Esercizi: poesie e traduzioni è il titolo del libro con il quale nel 1948 Giovanna Bemporad presenta per la prima volta, accanto ai lavori di traduzione, la sue liriche. Sono versi di una pasionaria dei lirici greci e di Leopardi, di Tasso e dei simbolisti francesi in un libro che è un lungo, precocissimo addio alla giovinezza. La morte, il nulla, la notte, la «malinconica immagine» della luna, la solitudine del mare: domina su tutto la consapevolezza di sottomettere ogni moto del cuore e ogni bagliore di energia alla «smania di comporre l’ignoto in forma certa».

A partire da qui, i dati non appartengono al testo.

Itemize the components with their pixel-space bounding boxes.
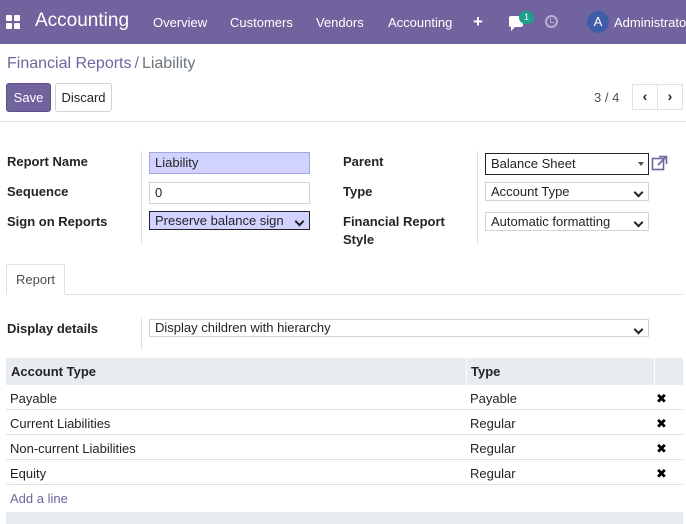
- table-row[interactable]: [6, 460, 683, 485]
- sign-select[interactable]: Preserve balance sign: [149, 211, 310, 230]
- report-name-label: Report Name: [7, 154, 88, 169]
- delete-icon[interactable]: ✖: [656, 391, 667, 407]
- breadcrumb-separator: /: [134, 55, 139, 72]
- user-menu[interactable]: Administrator: [614, 15, 686, 30]
- row-account-type: Current Liabilities: [10, 416, 111, 431]
- pager-value: 3 / 4: [594, 90, 620, 105]
- row-type: Regular: [470, 416, 516, 431]
- app-brand[interactable]: Accounting: [35, 10, 129, 32]
- breadcrumb-current: Liability: [141, 55, 196, 72]
- row-type: Regular: [470, 466, 516, 481]
- discard-button[interactable]: Discard: [55, 83, 112, 112]
- column-header-account-type[interactable]: Account Type: [11, 364, 96, 379]
- row-account-type: Payable: [10, 391, 57, 406]
- divider: [477, 151, 478, 245]
- divider: [141, 318, 142, 350]
- parent-label: Parent: [343, 154, 384, 169]
- display-details-select[interactable]: Display children with hierarchy: [149, 319, 649, 337]
- style-label-line1: Financial Report: [343, 214, 445, 229]
- type-select[interactable]: Account Type: [485, 182, 649, 201]
- display-details-label: Display details: [7, 321, 99, 336]
- external-link-icon[interactable]: [651, 155, 668, 171]
- column-separator: [654, 358, 655, 385]
- delete-icon[interactable]: ✖: [656, 466, 667, 482]
- row-account-type: Non-current Liabilities: [10, 441, 136, 456]
- apps-icon[interactable]: [6, 15, 20, 29]
- avatar[interactable]: A: [587, 11, 609, 33]
- column-header-type[interactable]: Type: [471, 364, 500, 379]
- clock-icon[interactable]: [545, 15, 558, 28]
- plus-icon[interactable]: +: [473, 12, 483, 32]
- type-label: Type: [343, 184, 373, 199]
- tab-report[interactable]: Report: [6, 264, 65, 295]
- delete-icon[interactable]: ✖: [656, 416, 667, 432]
- divider: [0, 121, 686, 122]
- sign-label: Sign on Reports: [7, 214, 108, 229]
- sequence-field[interactable]: 0: [149, 182, 310, 204]
- menu-vendors[interactable]: Vendors: [316, 15, 364, 30]
- report-name-field[interactable]: Liability: [149, 152, 310, 174]
- chevron-left-icon[interactable]: ‹: [632, 84, 658, 110]
- tab-bar-line: [6, 294, 683, 295]
- menu-overview[interactable]: Overview: [153, 15, 207, 30]
- style-label-line2: Style: [343, 232, 375, 247]
- breadcrumb-parent[interactable]: Financial Reports: [7, 55, 132, 72]
- breadcrumb: Financial Reports / Liability: [7, 55, 195, 73]
- style-select[interactable]: Automatic formatting: [485, 212, 649, 231]
- sequence-label: Sequence: [7, 184, 69, 199]
- row-type: Payable: [470, 391, 517, 406]
- table-row[interactable]: [6, 385, 683, 410]
- save-button[interactable]: Save: [6, 83, 51, 112]
- table-header: [6, 358, 683, 385]
- menu-accounting[interactable]: Accounting: [388, 15, 452, 30]
- row-account-type: Equity: [10, 466, 47, 481]
- divider: [141, 151, 142, 245]
- add-line-link[interactable]: Add a line: [10, 491, 68, 506]
- menu-customers[interactable]: Customers: [230, 15, 293, 30]
- parent-field[interactable]: Balance Sheet: [485, 153, 649, 175]
- table-footer: [6, 512, 683, 524]
- top-navbar: Accounting Overview Customers Vendors Ac…: [0, 0, 686, 44]
- column-separator: [466, 358, 467, 385]
- row-type: Regular: [470, 441, 516, 456]
- chat-count-badge: 1: [519, 11, 535, 24]
- delete-icon[interactable]: ✖: [656, 441, 667, 457]
- chevron-right-icon[interactable]: ›: [657, 84, 683, 110]
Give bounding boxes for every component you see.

Comporre l’ignoto in versi esatti significa offrire al lettore uno specchio d’oro nel quale contemplare se stesso guardando in faccia la morte e il nulla. Esercizio doloroso e pericoloso, tanto che Giovanna confessa di essere tentata a volte di «gettare ciecamente al nulla» la sua stanchezza e di cedere al richiamo della morte. Ma non si può, finché ci è dato ancora «per lo spazio di un mattino / lieti e ingenui abitare sulla terra». È la forza segreta dei poeti: abitare il mondo con debolezza gioiosa. L’ignoto e il nulla non possono essere sconfitti, ma possono essere composti dentro forme luminose e austere. La forza, il coraggio e l’equilibrio per portare a termine questo grandioso e umile compito i poeti possono trovarli ancora negli autori antichi. La grande poesia si è sempre confrontata con il trascorrere inesorabile del tempo, la certezza della morte e l’incubo del nulla. Solo una cultura narcotica come la nostra può pensare di occultare il carattere tragico dell’esistenza: la gioia che dà la bellezza della vita, il dolore che procura la sua impermanenza.
La traduzione mai completata dell’Odissea, il rimaneggiamento degli Esercizi continuato anche dopo l’edizione definitiva del 2010: si può vedere in ciò solo il frutto di una mania di perfezione, ma anche una tensione tutta novecentesca verso il non-finito, come in Pound, Kakfa, Musil, Gadda. Di certo la lingua degli Esercizi non è ottocentesca e il lavoro sulla forma, così teso all’esattezza, fa pensare piuttosto a Valéry che ai poeti neoclassici e romantici; né le inversioni sintattiche possono essere scambiate per anticaglie, visto che oggi sono usate da poeti non certo secondari.
Lungi dal ritenere Giovanna Bemporad «un poeta minore ed epigonale del Novecento» (Magrelli), noi vediamo nel suo esemplare percorso poetico un terreno ricco e fertile dal quale la giovane poesia italiana può trarre l’ispirazione e gli strumenti adatti per non cadere nelle mode neoermetiche, minimaliste e post-semiologiche.